Italian Pudding cake
Bake goods Desserts

Italian Pudding Cake

Italian pudding cake...

Be prepared to be blown away!! This is by far the best Italian pudding cake you will ever have… Over Christmas this recipe uses panettone but any other time of the year you can make it with a good quality cake. This pudding cake is very similar to Italian tiramisu. But instead of the finger biscuit layers, layers of panettone or cake is used between the filling.

During the year I use vanilla cake for my cake layer in this recipe. If you are looking for a trustworthy recipe try this one: http://www.livingdelish.com/vanilla-sponge-cake/ it’s an easy to make vanilla recipe and I always have great success baking this cake.

Little tips:

Start a day before, by baking the cake for the layers. It’s easier working with a day old cake than a freshly baked and sometimes hot cake.

This recipe uses fresh eggs. If you do not want to use the fresh eggs in the recipe, you can simple just leave out the eggs and the caster sugar. Rather whisk in 50 g of icing sugar into the mascarpone and double cream mixture. Carry on with the recipe as normal.

Italian Pudding Cake

Serves : 12 – 14 people

Ingredients

1 Panettone (+/- 625g) OR 1 Vanilla cake (2 layers of +/- 20 cm)
6 Tablespoons of Tuaca liqueur or Triple sec liqueur
2 Large eggs, at room temperature
75 g caster sugar
500 g Mascarpone cheese, at room temperature
250 ml Double thick cream, at room temperature
125 ml Marsala wine
75 g Diced glazed cherries (Optional)
125 g Mini chocolate chips( Reserve 5 ml for topping)
100 g Shelled pistachios, chopped (optional, reserve 5 ml for topping)
2 Tablespoons pomegranate seeds (Optional, for topping)

Directions

If you are baking your own cake. Bake the cake a day before in a 23cm cake tin. Then slice each layer of the cake in two, so that you will have 4 layers when done. Lay your first layer of cake into a 23 cm spring-form cake tin. Set aside.

If you are using panettone cut the panettone roughly into 1 cm slices. And line the bottom of a 23 cm spring-form cake tin with a layer of panettone. Make sure there are no gaps.

Now Drizzle 2 tablespoons of the Tuaca or Tripple sec liqueur over the cake lining and make sure it is damp. Set aside.

Make the filling

Whisk the eggs and sugar until very light and frothy. If possible use an electric stand mixer to help you.
Very slowly whisk in the mascarpone and double thick cream, then slowly add in the marsala and keep whisking the mixture until its thick but still spreadable.
Remove 1 cup of this filling, cover it with cling wrap and store in the fridge. This will be used as topping when you want to serve the cake.

Now fold in the chopped cherries, pistachios (If using) and chocolate chips.

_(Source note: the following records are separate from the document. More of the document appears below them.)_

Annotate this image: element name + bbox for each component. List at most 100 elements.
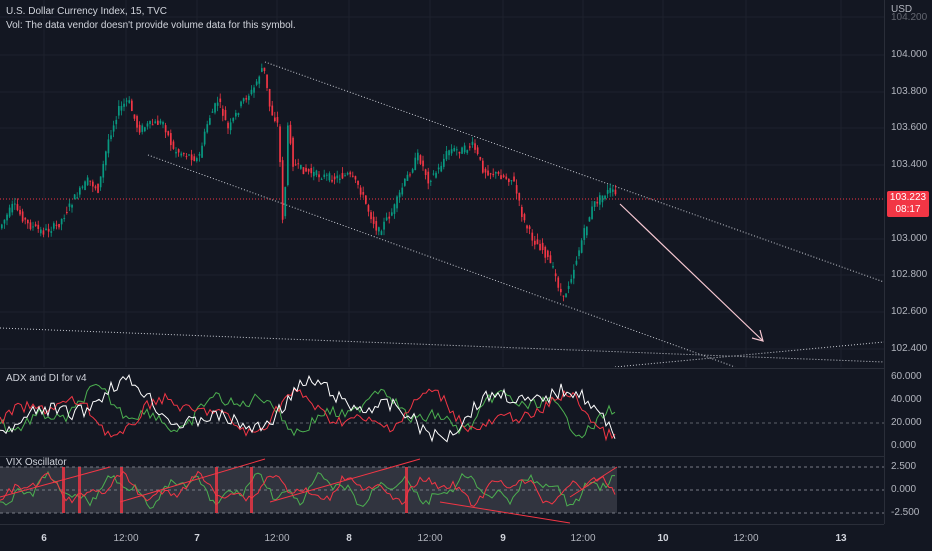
adx-axis-label: 40.000	[891, 394, 922, 405]
vix-axis-label: 2.500	[891, 461, 917, 472]
bar-countdown: 08:17	[895, 204, 921, 215]
candle-body	[120, 105, 123, 111]
candle-body	[196, 158, 198, 162]
candle-body	[463, 145, 466, 153]
adx-indicator-pane[interactable]: ADX and DI for v4	[0, 368, 884, 456]
candle-body	[42, 230, 45, 235]
candle-body	[580, 240, 583, 253]
candle-body	[102, 164, 105, 178]
candle-body	[19, 209, 21, 215]
candle-body	[253, 87, 255, 93]
candle-body	[479, 156, 482, 160]
candle-body	[263, 67, 266, 71]
candle-body	[229, 122, 232, 131]
candle-body	[24, 217, 27, 220]
price-chart-canvas[interactable]	[0, 0, 884, 367]
price-axis[interactable]: USD 104.200 104.000 103.800 103.600 103.…	[884, 0, 932, 524]
candle-body	[599, 195, 601, 205]
candle-body	[430, 180, 432, 182]
candle-body	[450, 149, 453, 154]
candle-body	[268, 88, 271, 107]
candle-body	[115, 119, 118, 125]
candle-body	[487, 170, 489, 176]
candle-body	[315, 170, 318, 176]
candle-body	[211, 111, 214, 113]
candle-body	[536, 239, 539, 245]
candle-body	[45, 228, 47, 231]
candle-body	[27, 219, 29, 224]
candle-body	[164, 125, 167, 133]
candle-body	[411, 169, 414, 173]
candle-body	[16, 204, 19, 211]
candle-body	[432, 173, 435, 175]
candle-body	[266, 74, 268, 88]
price-axis-label: 102.600	[891, 306, 928, 317]
vix-title[interactable]: VIX Oscillator	[6, 457, 67, 468]
candle-body	[284, 187, 287, 217]
current-price-tag[interactable]: 103.223 08:17	[887, 191, 929, 217]
channel-lower-line[interactable]	[147, 154, 736, 367]
channel-upper-line[interactable]	[264, 61, 884, 283]
vix-oscillator-pane[interactable]: VIX Oscillator	[0, 456, 884, 525]
candle-body	[47, 228, 50, 232]
price-axis-label: 102.400	[891, 343, 928, 354]
projection-arrow-head	[751, 329, 764, 342]
candle-body	[214, 103, 216, 113]
rising-trend-line[interactable]	[614, 341, 884, 367]
vix-spike-bar	[405, 467, 408, 513]
price-axis-label: 103.000	[891, 233, 928, 244]
adx-title[interactable]: ADX and DI for v4	[6, 373, 87, 384]
candle-body	[588, 217, 591, 222]
candle-body	[37, 224, 40, 229]
candle-body	[237, 113, 240, 116]
candle-body	[333, 176, 336, 180]
candle-body	[419, 155, 422, 164]
projection-arrow-line[interactable]	[619, 203, 763, 341]
candle-body	[11, 203, 14, 213]
price-chart-pane[interactable]: U.S. Dollar Currency Index, 15, TVC Vol:…	[0, 0, 884, 367]
candle-body	[258, 76, 261, 84]
candle-body	[21, 211, 24, 222]
candle-body	[177, 149, 180, 153]
candle-body	[118, 106, 120, 116]
candle-body	[378, 227, 380, 232]
vix-oscillator-canvas[interactable]	[0, 457, 884, 525]
candle-body	[89, 180, 92, 182]
time-axis-label: 12:00	[570, 533, 596, 544]
adx-lines	[0, 374, 616, 443]
candle-body	[391, 212, 393, 216]
long-trend-line[interactable]	[0, 327, 884, 363]
symbol-title[interactable]: U.S. Dollar Currency Index, 15, TVC	[6, 6, 167, 17]
candle-body	[276, 117, 279, 123]
candle-body	[172, 141, 175, 149]
time-axis[interactable]: 6 12:00 7 12:00 8 12:00 9 12:00 10 12:00…	[0, 524, 884, 551]
candle-body	[292, 137, 294, 167]
candle-body	[328, 173, 331, 181]
adx-axis-label: 0.000	[891, 440, 917, 451]
candle-body	[190, 154, 193, 161]
adx-indicator-canvas[interactable]	[0, 369, 884, 456]
candle-body	[521, 206, 523, 217]
candle-body	[170, 133, 172, 146]
candle-body	[55, 224, 58, 226]
candle-body	[367, 205, 370, 212]
candle-body	[575, 260, 578, 265]
candle-body	[240, 101, 242, 107]
candle-body	[591, 206, 593, 219]
candle-body	[396, 196, 398, 209]
candle-body	[370, 212, 372, 220]
candle-body	[401, 187, 404, 195]
vix-spike-bar	[215, 467, 218, 513]
currency-label[interactable]: USD	[891, 4, 913, 15]
candle-body	[86, 177, 89, 186]
candle-body	[180, 153, 183, 156]
candle-body	[474, 143, 476, 150]
vix-trend-segment	[439, 501, 571, 524]
candle-body	[570, 279, 573, 283]
candle-body	[271, 105, 274, 116]
candle-body	[279, 126, 281, 163]
candle-body	[318, 174, 320, 178]
candle-body	[159, 120, 162, 124]
candle-body	[53, 223, 55, 229]
candle-body	[547, 250, 549, 257]
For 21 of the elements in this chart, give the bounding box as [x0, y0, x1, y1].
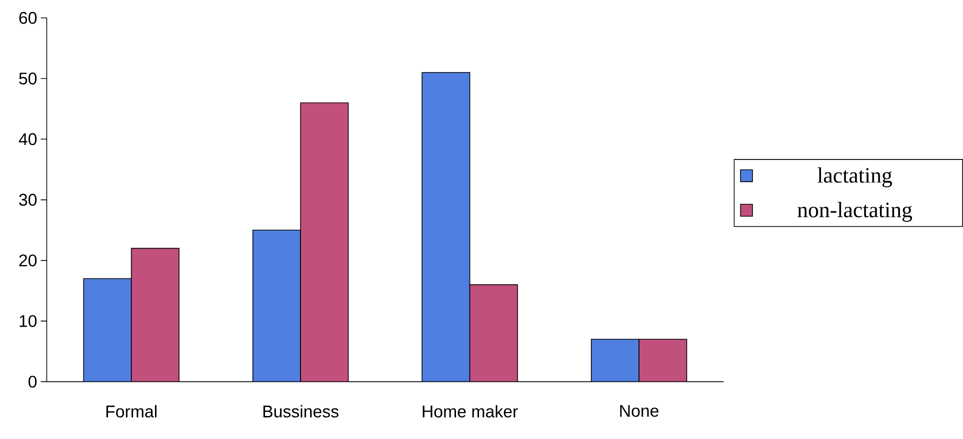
- legend-label: non-lactating: [798, 202, 912, 222]
- bar: [638, 338, 688, 382]
- bar: [300, 102, 348, 382]
- y-tick-label: 60: [19, 12, 37, 24]
- x-tick-label: None: [620, 404, 658, 417]
- bar: [590, 338, 640, 382]
- y-tick-label: 20: [19, 254, 37, 266]
- text: lactating: [818, 167, 892, 188]
- y-tick-label: 10: [20, 314, 37, 327]
- y-tick-label: 0: [28, 376, 37, 388]
- bar: [84, 278, 132, 382]
- y-tick-label: 50: [19, 72, 37, 84]
- x-tick-label: Formal: [106, 404, 156, 418]
- x-tick-label: Bussiness: [263, 404, 338, 418]
- y-tick-label: 40: [18, 133, 37, 145]
- bar: [252, 230, 301, 382]
- bar: [422, 72, 470, 382]
- x-tick-label: Home maker: [422, 404, 518, 418]
- bar: [470, 284, 518, 382]
- y-tick-label: 30: [19, 194, 37, 206]
- bar: [131, 248, 180, 382]
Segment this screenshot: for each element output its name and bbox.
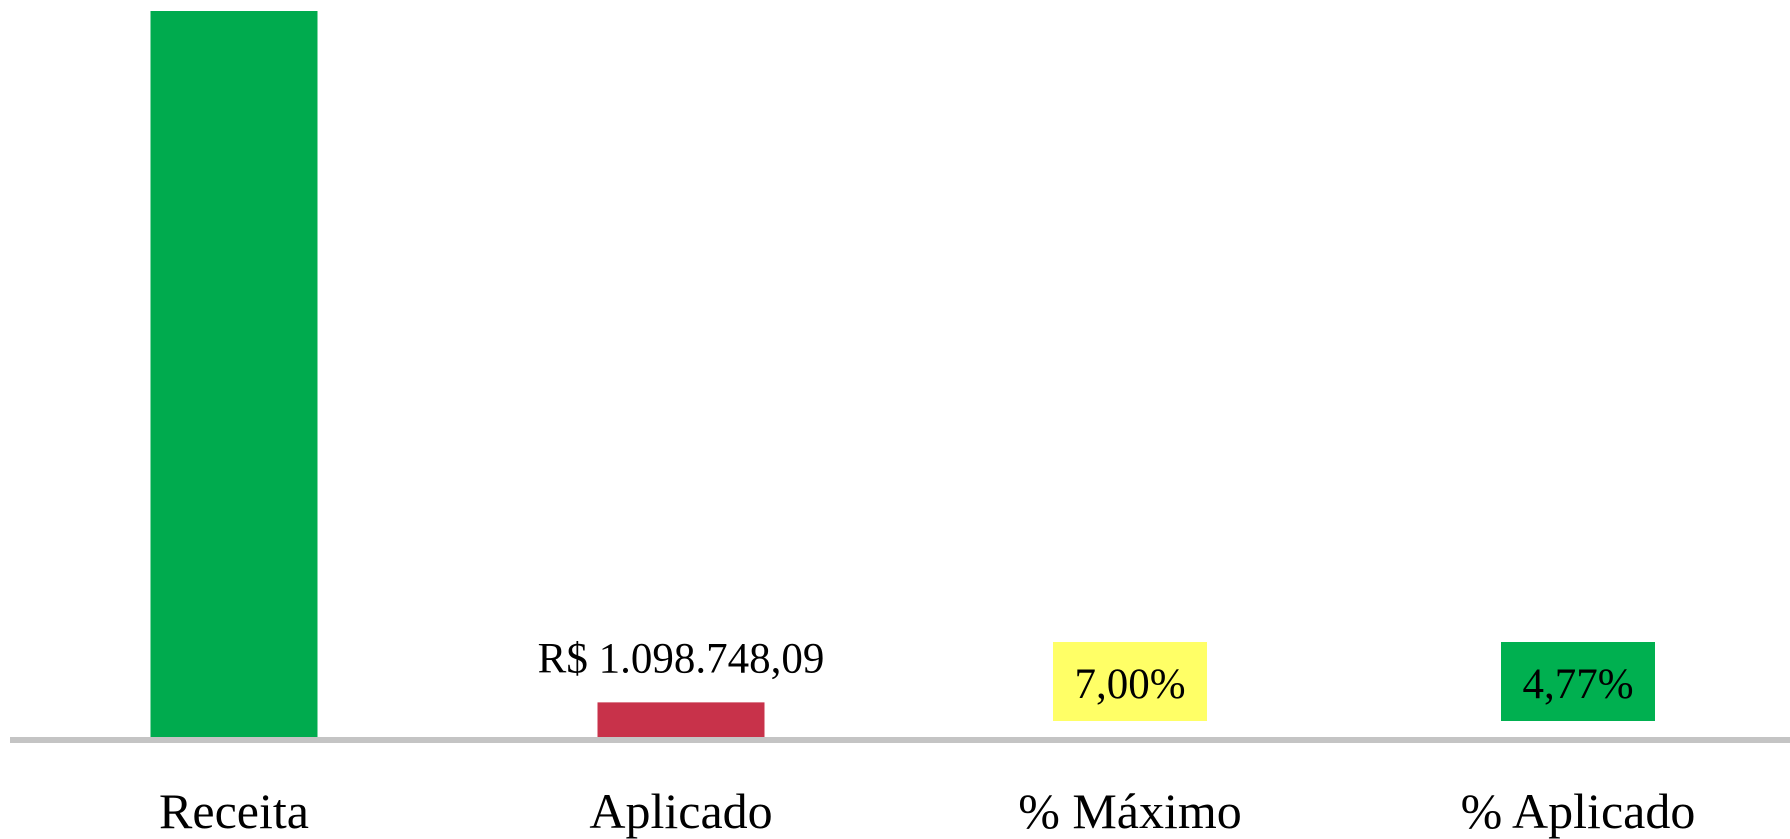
value-label: 7,00% xyxy=(1074,661,1185,708)
value-label: R$ 1.098.748,09 xyxy=(538,635,825,682)
value-label: 4,77% xyxy=(1522,661,1633,708)
x-tick-label: Receita xyxy=(159,783,309,839)
x-tick-label: % Máximo xyxy=(1018,783,1242,839)
label-box xyxy=(1501,642,1655,721)
label-box xyxy=(1053,642,1207,721)
x-tick-label: % Aplicado xyxy=(1461,783,1696,839)
bar xyxy=(597,702,765,737)
x-tick-label: Aplicado xyxy=(589,783,772,839)
bar xyxy=(150,11,318,737)
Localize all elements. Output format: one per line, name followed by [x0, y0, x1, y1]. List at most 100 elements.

Assembling the Italian pudding cake

Spread a thick layer of the creamy filling on top of the cake set aside earlier. Place another layer or cake or panettone on top of the cream filling and drizzle again with the liqueur, continue by repeating the steps. (Cake/panettone – Liqueur – Cream filling, repeat)
Finish with a cake layer on top drizzled with liqueur. Use cling wrap and tightly wrap the cake, pressing down on top. Place in the fridge overnight, if Possible. This covered cake will last for 2 days in the fridge.

Once you are ready to serve the pudding cake, take the cake out of the fridge, unmould and place on a flat cake stand. Use the reserved cream mixture and spread on top of the cake. Now sprinkle with the reserved pistachios, chocolate chips and pomegranate seeds.

Italian pudding cake with an Easter theme

Serve & Enjoy!!

Variations :

Play around with toppings and fillings. Pretty much anything goes.
This picture has cherries and chocolate chips added to the filling, but only small chocolate Easter eggs as a topping.